Blackstone's real estate arm has picked up 37 per cent stake in Manyata Promoters Pvt Ltd, which has been jointly promoted by Embassy and the landowner Veeranna Reddy, for a SEZ located in Bangalore’s outer ring road. The transaction is a secondary share purchase from the Embassy group.
The deal is being seen as financing the buyback of HDFC Property Ventures' stake by the Embassy group. Embassy had bought back 22 per cent stake, held by HDFC Property Ventures, for $120 million (Rs 520 crore) in the development earlier this year. HDFC Property Ventures, through its Rs 1000 crore HIREF Domestic Fund, had invested in the SEZ in 2006. Amarchand Mangaldas was the legal advisor to Blackstone on the transaction.
"We cannot comment as we are bound by confidentiality," said an Embassy spokesperson when contacted by VCCircle, adding that Embassy chairman Jitendra Virwani was travelling. A Blackstone spokesperson said "no comments".
Located in north-east Bangalore, Manyata Embassy Business Park includes office buildings, commercial space, residential complexes and recreational areas, as well as a hotel. The SEZ features 13 million sq. ft. of saleable area, spread across 115 acres, with companies such as IBM, Fidelity, Philips, ANZ, Alcatel-Lucent, NVIDIA, Target and Cognizant as tenants.
Jitendra Virwani-led Embassy filed for Rs 2,400 crore ($520 million) IPO with the Securities Exchange Board of India (SEBI) in July last year and appointed investment banks UBS, Citigroup, Nomura and Edelweiss. The company was also looking at a pre-IPO placement of up to Rs 1,175 crore.

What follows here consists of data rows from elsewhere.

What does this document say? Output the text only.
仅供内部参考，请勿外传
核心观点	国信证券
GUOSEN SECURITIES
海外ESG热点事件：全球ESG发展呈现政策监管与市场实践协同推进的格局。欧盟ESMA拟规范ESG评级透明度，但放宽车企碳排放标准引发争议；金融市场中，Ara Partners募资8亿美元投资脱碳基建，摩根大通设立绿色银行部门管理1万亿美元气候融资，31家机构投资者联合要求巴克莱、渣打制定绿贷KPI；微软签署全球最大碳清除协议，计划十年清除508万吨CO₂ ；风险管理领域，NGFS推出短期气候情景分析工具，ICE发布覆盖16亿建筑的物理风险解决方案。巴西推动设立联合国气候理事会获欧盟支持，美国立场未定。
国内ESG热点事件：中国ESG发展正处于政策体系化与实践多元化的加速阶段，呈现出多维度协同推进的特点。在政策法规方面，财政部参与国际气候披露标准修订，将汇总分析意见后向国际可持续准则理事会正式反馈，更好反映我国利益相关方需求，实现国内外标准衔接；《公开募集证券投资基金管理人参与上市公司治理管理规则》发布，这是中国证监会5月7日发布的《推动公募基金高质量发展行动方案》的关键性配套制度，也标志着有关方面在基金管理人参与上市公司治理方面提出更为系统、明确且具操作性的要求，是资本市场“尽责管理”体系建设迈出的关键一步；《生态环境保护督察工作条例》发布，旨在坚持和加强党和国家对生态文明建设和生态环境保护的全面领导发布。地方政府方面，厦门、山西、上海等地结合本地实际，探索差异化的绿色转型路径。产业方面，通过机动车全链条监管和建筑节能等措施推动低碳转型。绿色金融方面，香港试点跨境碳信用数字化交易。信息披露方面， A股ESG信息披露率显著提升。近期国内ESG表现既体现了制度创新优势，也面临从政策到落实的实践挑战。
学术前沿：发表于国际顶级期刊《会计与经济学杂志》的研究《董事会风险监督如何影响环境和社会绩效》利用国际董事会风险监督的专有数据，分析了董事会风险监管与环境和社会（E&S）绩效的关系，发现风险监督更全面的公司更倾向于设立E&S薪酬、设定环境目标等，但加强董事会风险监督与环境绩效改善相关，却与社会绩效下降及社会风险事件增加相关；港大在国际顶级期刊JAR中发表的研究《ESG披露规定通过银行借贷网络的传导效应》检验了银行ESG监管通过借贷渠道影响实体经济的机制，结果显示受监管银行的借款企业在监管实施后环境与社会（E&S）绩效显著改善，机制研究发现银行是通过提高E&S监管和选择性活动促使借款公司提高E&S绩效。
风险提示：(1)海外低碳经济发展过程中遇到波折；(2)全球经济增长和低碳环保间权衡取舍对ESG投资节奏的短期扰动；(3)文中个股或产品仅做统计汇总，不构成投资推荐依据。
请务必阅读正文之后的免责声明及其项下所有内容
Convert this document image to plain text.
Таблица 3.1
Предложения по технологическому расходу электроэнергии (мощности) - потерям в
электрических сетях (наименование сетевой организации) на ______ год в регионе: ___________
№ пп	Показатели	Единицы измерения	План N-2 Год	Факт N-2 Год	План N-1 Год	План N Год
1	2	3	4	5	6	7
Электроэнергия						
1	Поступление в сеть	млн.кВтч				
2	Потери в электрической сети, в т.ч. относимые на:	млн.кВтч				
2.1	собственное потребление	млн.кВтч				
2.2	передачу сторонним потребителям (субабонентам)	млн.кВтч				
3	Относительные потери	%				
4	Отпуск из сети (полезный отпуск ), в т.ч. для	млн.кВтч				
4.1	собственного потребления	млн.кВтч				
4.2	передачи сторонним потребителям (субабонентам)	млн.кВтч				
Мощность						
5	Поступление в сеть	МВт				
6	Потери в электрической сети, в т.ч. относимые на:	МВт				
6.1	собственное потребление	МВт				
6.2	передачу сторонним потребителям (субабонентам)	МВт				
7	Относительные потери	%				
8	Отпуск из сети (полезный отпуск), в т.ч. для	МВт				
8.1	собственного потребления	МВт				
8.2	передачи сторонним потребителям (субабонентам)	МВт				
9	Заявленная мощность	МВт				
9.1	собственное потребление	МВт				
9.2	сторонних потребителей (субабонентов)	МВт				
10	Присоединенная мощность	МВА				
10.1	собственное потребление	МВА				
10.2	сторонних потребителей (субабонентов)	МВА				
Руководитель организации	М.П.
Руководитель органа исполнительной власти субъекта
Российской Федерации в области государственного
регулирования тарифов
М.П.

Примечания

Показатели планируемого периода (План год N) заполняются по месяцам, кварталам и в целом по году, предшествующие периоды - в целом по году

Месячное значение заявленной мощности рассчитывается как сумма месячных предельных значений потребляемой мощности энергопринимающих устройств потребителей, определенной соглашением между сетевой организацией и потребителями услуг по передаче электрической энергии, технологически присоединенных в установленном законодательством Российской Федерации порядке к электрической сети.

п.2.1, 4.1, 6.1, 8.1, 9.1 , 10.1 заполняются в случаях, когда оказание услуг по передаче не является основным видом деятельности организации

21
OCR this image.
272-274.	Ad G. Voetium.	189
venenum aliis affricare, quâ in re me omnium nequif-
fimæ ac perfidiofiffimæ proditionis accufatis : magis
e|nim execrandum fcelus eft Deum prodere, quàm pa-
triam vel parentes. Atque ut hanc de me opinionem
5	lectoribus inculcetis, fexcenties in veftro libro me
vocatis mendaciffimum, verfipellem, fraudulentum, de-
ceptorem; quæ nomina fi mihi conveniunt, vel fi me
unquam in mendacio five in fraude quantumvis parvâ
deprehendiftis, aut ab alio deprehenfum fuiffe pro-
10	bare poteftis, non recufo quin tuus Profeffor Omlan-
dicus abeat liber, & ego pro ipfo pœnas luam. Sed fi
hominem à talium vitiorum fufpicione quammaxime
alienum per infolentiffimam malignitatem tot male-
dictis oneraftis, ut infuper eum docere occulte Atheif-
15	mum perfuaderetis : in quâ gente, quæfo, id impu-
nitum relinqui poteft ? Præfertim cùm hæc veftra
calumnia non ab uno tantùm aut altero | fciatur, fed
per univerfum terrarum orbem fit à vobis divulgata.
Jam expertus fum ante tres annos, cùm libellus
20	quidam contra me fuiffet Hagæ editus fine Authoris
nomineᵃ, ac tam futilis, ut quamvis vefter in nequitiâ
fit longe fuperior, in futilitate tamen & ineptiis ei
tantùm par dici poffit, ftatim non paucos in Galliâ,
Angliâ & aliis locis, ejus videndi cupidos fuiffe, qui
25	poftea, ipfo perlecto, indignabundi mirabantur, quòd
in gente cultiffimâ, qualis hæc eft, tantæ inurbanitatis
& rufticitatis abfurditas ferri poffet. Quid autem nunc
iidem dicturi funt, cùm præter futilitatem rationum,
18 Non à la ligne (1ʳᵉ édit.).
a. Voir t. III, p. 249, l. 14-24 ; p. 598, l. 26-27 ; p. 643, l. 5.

But as the market situation worsened, the company temporarily shelved its IPO plans.
The last reported deal with over $200 million value took place in August, 2008, when Phoenix Mills raised $296 million from German-Swiss private equity firm MPC Synergy for its various special purpose vehicles (SPV), according to VCCEdge, the financial research platform of VCCircle. Also, in May, 2008, Symphony Capital Partners invested $450 million in DLF Assets.
Blackstone is one of the largest real estate investors in the world and globally, it had $26.5 billion assets under management, as of March 31, 2011. Blackstone Real Estate Partners, which has invested in properties like Waldorf-Astoria hotel, has till date made only one reported investment in Indian real estate space when it infused $18 million in Bangalore-based project and construction management firm Synergy Property Development Services in April, 2008. Last year, Blackstone also agreed to manage $2-billion-plus of Bank of America Merrill Lynch’s Asian real estate assets, which also included investments in Indian projects by developers like BPTP and DLF.
Although the private equity action in Indian real estate sector has been muted, there have been a couple of large deals this year in income-generating developments. In February, Ascendas India Trust entered a deal to acquire a portfolio of five buildings in Phoenix Infocity Pvt Ltd's SEZ for Rs 855 crore. Kotak Realty Fund also sold Peepul Tree Properties (IT park in Goregaon) to Tata Realty and Infrastructure Ltd and Tata Realty Initiatives Fund 1 for Rs 525 crore ($117 million).